ユリクリウスの2体目のサポートロイドのゆうしゃちゃんを写真ではなくリアルで見ることになったが、まあ可愛い。ロリコンが本気でロリ作ってるわけだから可愛くならないわけないけど。


ふわわさんがゆうしゃちゃんの慎ましい胸に手を伸ばそうとするが、サポートロイドのリンゴが横から手を伸ばし、ふわわさんの腕を掴んで手の動きを静止させる。リンゴはよくやった。流石に胸触りにいくのは女でもアウトだよ。そして今は男だから通報出来るよ。


「そうよね、今は男だもんね……サポートロイドのみんな、これからは私がヤバイ行動とりそうになったら攻撃してでも良いから止めてね」

「その前に自力で止めろ。

さて、じゃあ自分達も温泉入るわ。サポートロイドの衣装もバスタオル女性用にしてと……」

「コロネちゃんのバスタオル姿可愛い!ねえ、髪洗ってふごぉふぉ」

「いい加減にして下さいふわわ様。……ふわわ様?」

「ああ……ふわわさんこれは人生初金的を受けたな」

「他人のサポートロイドに手を出そうとする方が悪い。まあこっち来てから作ったサポートロイドの方が完成度高くなるから手を伸ばしたくなる気持ちは分かるけど……サタンちゃんもちょっと修正しようかなー」


そろそろ風呂でも入ろうかと思って、コッペパンとコロネもバスタオル姿にしたところでふわわさんがコロネに飛び掛かり、リンゴから金的を受ける。これふわわさんにとって人生初金的か。

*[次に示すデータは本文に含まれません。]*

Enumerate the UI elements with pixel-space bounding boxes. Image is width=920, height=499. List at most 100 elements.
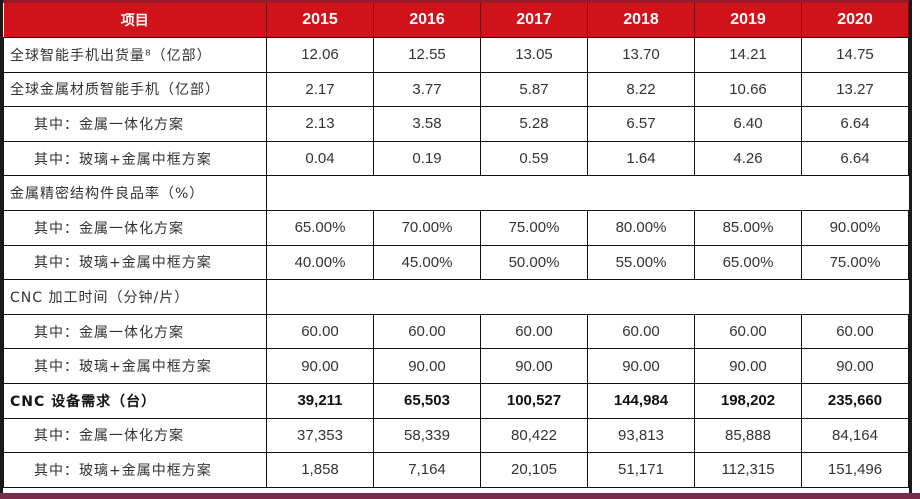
row-label: 其中：金属一体化方案 xyxy=(3,417,267,454)
value-cell: 37,353 xyxy=(266,417,374,454)
value-cell: 80.00% xyxy=(587,209,695,246)
value-cell: 144,984 xyxy=(587,382,695,419)
value-cell: 58,339 xyxy=(373,417,481,454)
value-cell: 12.06 xyxy=(266,37,374,73)
value-cell: 65,503 xyxy=(373,382,481,419)
value-cell: 60.00 xyxy=(266,313,374,350)
value-cell: 12.55 xyxy=(373,37,481,73)
value-cell: 112,315 xyxy=(694,452,802,488)
value-cell: 40.00% xyxy=(266,244,374,281)
value-cell: 1,858 xyxy=(266,452,374,488)
table-row: 其中：玻璃+金属中框方案 1,858 7,164 20,105 51,171 112,31… xyxy=(3,452,909,488)
row-label: 全球智能手机出货量⁸（亿部） xyxy=(3,37,267,73)
value-cell: 75.00% xyxy=(480,209,588,246)
value-cell: 100,527 xyxy=(480,382,588,419)
value-cell: 60.00 xyxy=(694,313,802,350)
empty-cell xyxy=(587,175,695,211)
row-label: 其中：玻璃+金属中框方案 xyxy=(3,140,267,177)
row-label: 其中：玻璃+金属中框方案 xyxy=(3,452,267,488)
table-frame xyxy=(0,0,912,493)
empty-cell xyxy=(373,175,481,211)
value-cell: 2.13 xyxy=(266,106,374,142)
header-year: 2016 xyxy=(373,3,481,38)
header-year: 2018 xyxy=(587,3,695,38)
value-cell: 0.04 xyxy=(266,140,374,177)
value-cell: 85.00% xyxy=(694,209,802,246)
empty-cell xyxy=(801,175,909,211)
value-cell: 85,888 xyxy=(694,417,802,454)
header-year: 2015 xyxy=(266,3,374,38)
empty-cell xyxy=(480,175,588,211)
value-cell: 1.64 xyxy=(587,140,695,177)
row-label: CNC 设备需求（台） xyxy=(3,382,267,419)
value-cell: 70.00% xyxy=(373,209,481,246)
value-cell: 13.05 xyxy=(480,37,588,73)
row-label: 其中：玻璃+金属中框方案 xyxy=(3,244,267,281)
value-cell: 60.00 xyxy=(801,313,909,350)
value-cell: 6.64 xyxy=(801,106,909,142)
value-cell: 60.00 xyxy=(373,313,481,350)
row-label: 其中：金属一体化方案 xyxy=(3,209,267,246)
value-cell: 8.22 xyxy=(587,71,695,108)
value-cell: 4.26 xyxy=(694,140,802,177)
row-label: CNC 加工时间（分钟/片） xyxy=(3,279,267,315)
value-cell: 13.27 xyxy=(801,71,909,108)
bottom-border xyxy=(0,493,920,499)
table-row: 其中：玻璃+金属中框方案 90.00 90.00 90.00 90.00 90.00 90.… xyxy=(3,348,909,384)
empty-cell xyxy=(694,175,802,211)
value-cell: 45.00% xyxy=(373,244,481,281)
data-table: 项目 2015 2016 2017 2018 2019 2020 全球智能手机出货量⁸（亿部… xyxy=(3,3,909,488)
value-cell: 90.00 xyxy=(373,348,481,384)
value-cell: 65.00% xyxy=(266,209,374,246)
row-label: 其中：金属一体化方案 xyxy=(3,313,267,350)
table-row: 其中：金属一体化方案 2.13 3.58 5.28 6.57 6.40 6.64 xyxy=(3,106,909,142)
header-year: 2020 xyxy=(801,3,909,38)
empty-cell xyxy=(694,279,802,315)
table-row: CNC 加工时间（分钟/片） xyxy=(3,279,909,315)
value-cell: 50.00% xyxy=(480,244,588,281)
value-cell: 198,202 xyxy=(694,382,802,419)
value-cell: 3.58 xyxy=(373,106,481,142)
top-border xyxy=(0,0,912,3)
value-cell: 84,164 xyxy=(801,417,909,454)
row-label: 金属精密结构件良品率（%） xyxy=(3,175,267,211)
value-cell: 60.00 xyxy=(480,313,588,350)
value-cell: 90.00 xyxy=(266,348,374,384)
row-label: 其中：玻璃+金属中框方案 xyxy=(3,348,267,384)
header-year: 2019 xyxy=(694,3,802,38)
value-cell: 65.00% xyxy=(694,244,802,281)
table-row: 其中：金属一体化方案 65.00% 70.00% 75.00% 80.00% 85.00%… xyxy=(3,209,909,246)
empty-cell xyxy=(266,175,374,211)
table-row: 金属精密结构件良品率（%） xyxy=(3,175,909,211)
value-cell: 0.59 xyxy=(480,140,588,177)
header-row: 项目 2015 2016 2017 2018 2019 2020 xyxy=(3,3,909,38)
value-cell: 80,422 xyxy=(480,417,588,454)
value-cell: 90.00 xyxy=(801,348,909,384)
value-cell: 7,164 xyxy=(373,452,481,488)
empty-cell xyxy=(801,279,909,315)
value-cell: 14.75 xyxy=(801,37,909,73)
value-cell: 5.28 xyxy=(480,106,588,142)
table-row: 全球智能手机出货量⁸（亿部） 12.06 12.55 13.05 13.70 14.21 1… xyxy=(3,37,909,73)
header-item-label: 项目 xyxy=(3,3,267,38)
value-cell: 51,171 xyxy=(587,452,695,488)
value-cell: 93,813 xyxy=(587,417,695,454)
value-cell: 90.00 xyxy=(480,348,588,384)
value-cell: 6.40 xyxy=(694,106,802,142)
value-cell: 14.21 xyxy=(694,37,802,73)
value-cell: 13.70 xyxy=(587,37,695,73)
value-cell: 39,211 xyxy=(266,382,374,419)
value-cell: 90.00 xyxy=(587,348,695,384)
value-cell: 90.00 xyxy=(694,348,802,384)
table-row: 全球金属材质智能手机（亿部） 2.17 3.77 5.87 8.22 10.66 13.27 xyxy=(3,71,909,108)
value-cell: 6.57 xyxy=(587,106,695,142)
value-cell: 235,660 xyxy=(801,382,909,419)
row-label: 全球金属材质智能手机（亿部） xyxy=(3,71,267,108)
value-cell: 6.64 xyxy=(801,140,909,177)
value-cell: 2.17 xyxy=(266,71,374,108)
empty-cell xyxy=(480,279,588,315)
empty-cell xyxy=(587,279,695,315)
value-cell: 151,496 xyxy=(801,452,909,488)
empty-cell xyxy=(266,279,374,315)
value-cell: 60.00 xyxy=(587,313,695,350)
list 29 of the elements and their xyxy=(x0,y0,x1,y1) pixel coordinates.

見ているこっちもちょっと冷や汗掻いた。


その後は最初に入ったマイルームの右側の扉を開け、温泉宿風に改築した部屋を探索する。きちんと入り口には男性用暖簾と女性用暖簾があるのに中へ入ったら貫通してて分けられてないとかこれ意味あるのか?


そして大きなパネルの仕切りの向こう側には、大きな浴場が4つ組み合わせられている。この浴場、地味に高いんだよな。ゲーム時代では1つで300万ゴールドぐらいした。なお今は1000万ゴールドの模様。値上がりをし続けている家具の1つである。


しかしフレーバーテキストで『宇宙の最新技術で作られた大浴場。常に清潔なお湯が出続けており、いつ入っても一番風呂』とか書かれてあると元日本人として買いたくなる気持ちは分かる。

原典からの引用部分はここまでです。